I have a little snippet of code that I need to modify and I'm not finding exactly why np.mean() works where np.min() doesn't in the specific situation when a pandas column is composed of nested lists. Maybe someone here could clarify?
This snippet here works perfectly:
import pandas as pd
import numpy as np
def transformation(custom_df):
dic = dict(zip(custom_df['customers'], custom_df['values']))
custom_df['values'] = np.where(custom_df['values'].isna() & (custom_df['valid_neighbors'] >= 1),
custom_df['neighbors'].apply(
lambda row: np.mean([dic[v] for v in row if dic.get(v)])),
custom_df['values'])
return custom_df
customers = [1, 2, 3, 4, 5, 6]
values = [np.nan, np.nan, 10, np.nan, 11, 12]
neighbors = [[6], [3], [], [3, 5], [6], [5]]
vn = [1, 1, 0, 2, 1, 1]
df2 = pd.DataFrame({'customers': customers, 'values': values, 'neighbors': neighbors, 'valid_neighbors': vn})
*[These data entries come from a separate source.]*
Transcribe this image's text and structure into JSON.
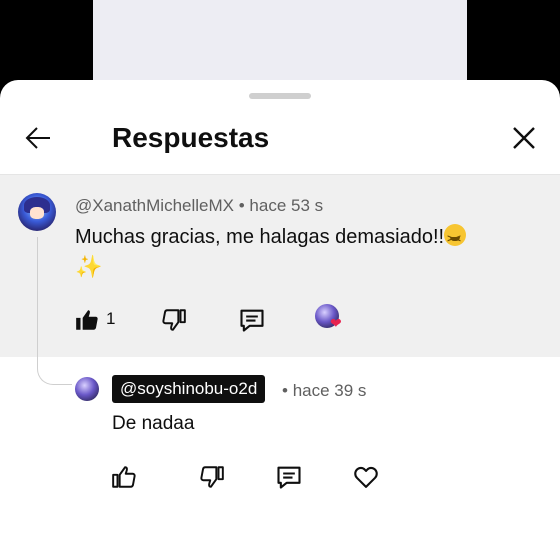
{
  "header": {
    "title": "Respuestas",
    "back_icon": "arrow-left-icon",
    "close_icon": "close-icon"
  },
  "comment": {
    "author": "@XanathMichelleMX",
    "time": "hace 53 s",
    "separator": "•",
    "text": "Muchas gracias, me halagas demasiado!!",
    "emoji_1": "😖",
    "emoji_2": "✨",
    "like_count": "1",
    "creator_heart_icon": "creator-heart-icon"
  },
  "reply": {
    "author": "@soyshinobu-o2d",
    "separator": "•",
    "time": "hace 39 s",
    "text": "De nadaa"
  },
  "colors": {
    "comment_background": "#f0f0f0",
    "heart": "#e8234f",
    "handle_chip": "#0f0f0f"
  }
}
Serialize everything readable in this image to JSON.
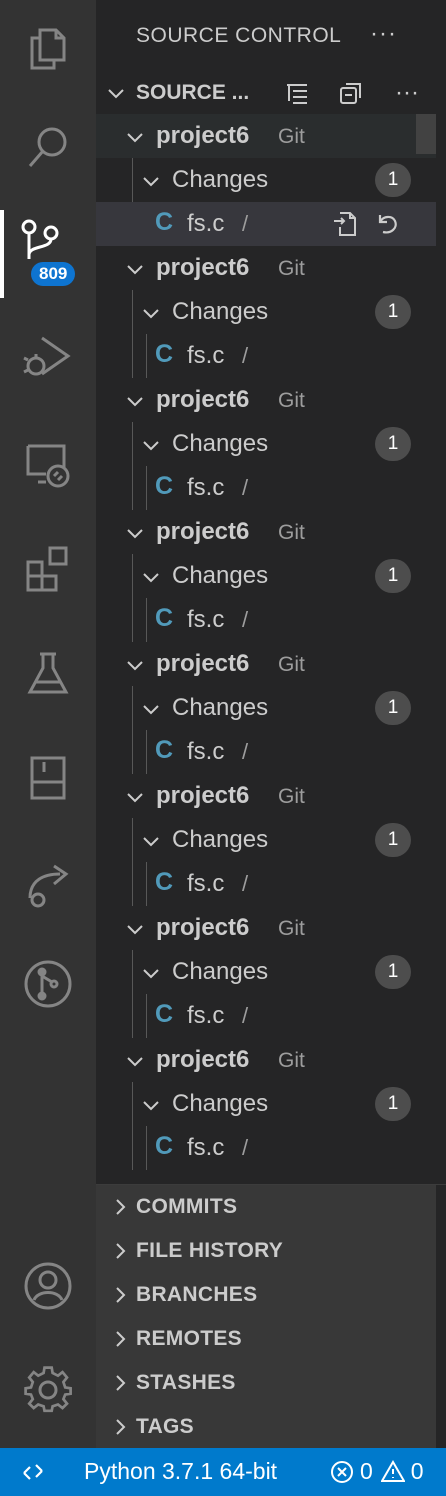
{
  "activity_bar": {
    "scm_badge": "809",
    "items": [
      "explorer-icon",
      "search-icon",
      "source-control-icon",
      "run-debug-icon",
      "remote-explorer-icon",
      "extensions-icon",
      "testing-icon",
      "bookmarks-icon",
      "live-share-icon",
      "gitlens-icon",
      "accounts-icon",
      "settings-gear-icon"
    ]
  },
  "sidebar": {
    "title": "SOURCE CONTROL",
    "more": "···",
    "section_title": "SOURCE ...",
    "repos": [
      {
        "name": "project6",
        "type": "Git",
        "group": "Changes",
        "count": "1",
        "file_icon": "C",
        "file_name": "fs.c",
        "file_path": "/"
      },
      {
        "name": "project6",
        "type": "Git",
        "group": "Changes",
        "count": "1",
        "file_icon": "C",
        "file_name": "fs.c",
        "file_path": "/"
      },
      {
        "name": "project6",
        "type": "Git",
        "group": "Changes",
        "count": "1",
        "file_icon": "C",
        "file_name": "fs.c",
        "file_path": "/"
      },
      {
        "name": "project6",
        "type": "Git",
        "group": "Changes",
        "count": "1",
        "file_icon": "C",
        "file_name": "fs.c",
        "file_path": "/"
      },
      {
        "name": "project6",
        "type": "Git",
        "group": "Changes",
        "count": "1",
        "file_icon": "C",
        "file_name": "fs.c",
        "file_path": "/"
      },
      {
        "name": "project6",
        "type": "Git",
        "group": "Changes",
        "count": "1",
        "file_icon": "C",
        "file_name": "fs.c",
        "file_path": "/"
      },
      {
        "name": "project6",
        "type": "Git",
        "group": "Changes",
        "count": "1",
        "file_icon": "C",
        "file_name": "fs.c",
        "file_path": "/"
      },
      {
        "name": "project6",
        "type": "Git",
        "group": "Changes",
        "count": "1",
        "file_icon": "C",
        "file_name": "fs.c",
        "file_path": "/"
      }
    ],
    "panels": [
      "COMMITS",
      "FILE HISTORY",
      "BRANCHES",
      "REMOTES",
      "STASHES",
      "TAGS"
    ]
  },
  "statusbar": {
    "python": "Python 3.7.1 64-bit",
    "errors": "0",
    "warnings": "0"
  }
}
customers values neighbors valid_neighbors
0 1 NaN [6] 1
1 2 NaN [3] 1
2 3 10.0 [] 0
3 4 NaN [3, 5] 2
4 5 11.0 [6] 1
5 6 12.0 [5] 1
df2 = transformation(df2)
The result:
customers values neighbors valid_neighbors
0 1 12.0 [6] 1
1 2 10.0 [3] 1
2 3 10.0 [] 0
3 4 10.5 [3, 5] 2
4 5 11.0 [6] 1
5 6 12.0 [5] 1
However, if I were to change, on the "transformation()" function, np.mean() to np.min(), it would return a ValueError, making me wonder why it doesn't happen when I call the np.mean() function:
ValueError: zero-size array to reduction operation minimum which has no identity
I would like to know which conditions I'm not fulfilling, and what can I do to get the expected result, which would be:
customers values neighbors valid_neighbors
0 1 12.0 [6] 1
1 2 10.0 [3] 1
2 3 10.0 [] 0
3 4 10.0 [3, 5] 2
4 5 11.0 [6] 1
5 6 12.0 [5] 1
CodePudding user response:
There is an empty list in your neighbors
column which would throw error for np.min
but where as np.mean
works even for empty list.
import numpy as np
print(np.mean([]))
# Output
# nan
print(np.min([]))
# Throws error
# ValueError: zero-size array to reduction operation minimum which has no identity
CodePudding user response:
use following code and get result:
df3 = df2.set_index('customers')
df2['values'].fillna(df2['neighbors'].apply(lambda x: df3.loc[x, 'values'].mean()))
output(mean):
0 12.00
1 10.00
2 10.00
3 10.50
4 11.00
5 12.00
Name: values, dtype: float64
you can change mean
to min
:
df2['values'].fillna(df2['neighbors'].apply(lambda x: df3.loc[x, 'values'].min()))
output(min):
0 12.00
1 10.00
2 10.00
3 10.00
4 11.00
5 12.00
Name: values, dtype: float64
make desired result to value
column
CodePudding user response:
It's better you update your transformation
function with adjustment for empty array in neighbors
column.
Here's a workaround that may work.
def transformation(custom_df):
dic = dict(zip(custom_df['customers'], custom_df['values']))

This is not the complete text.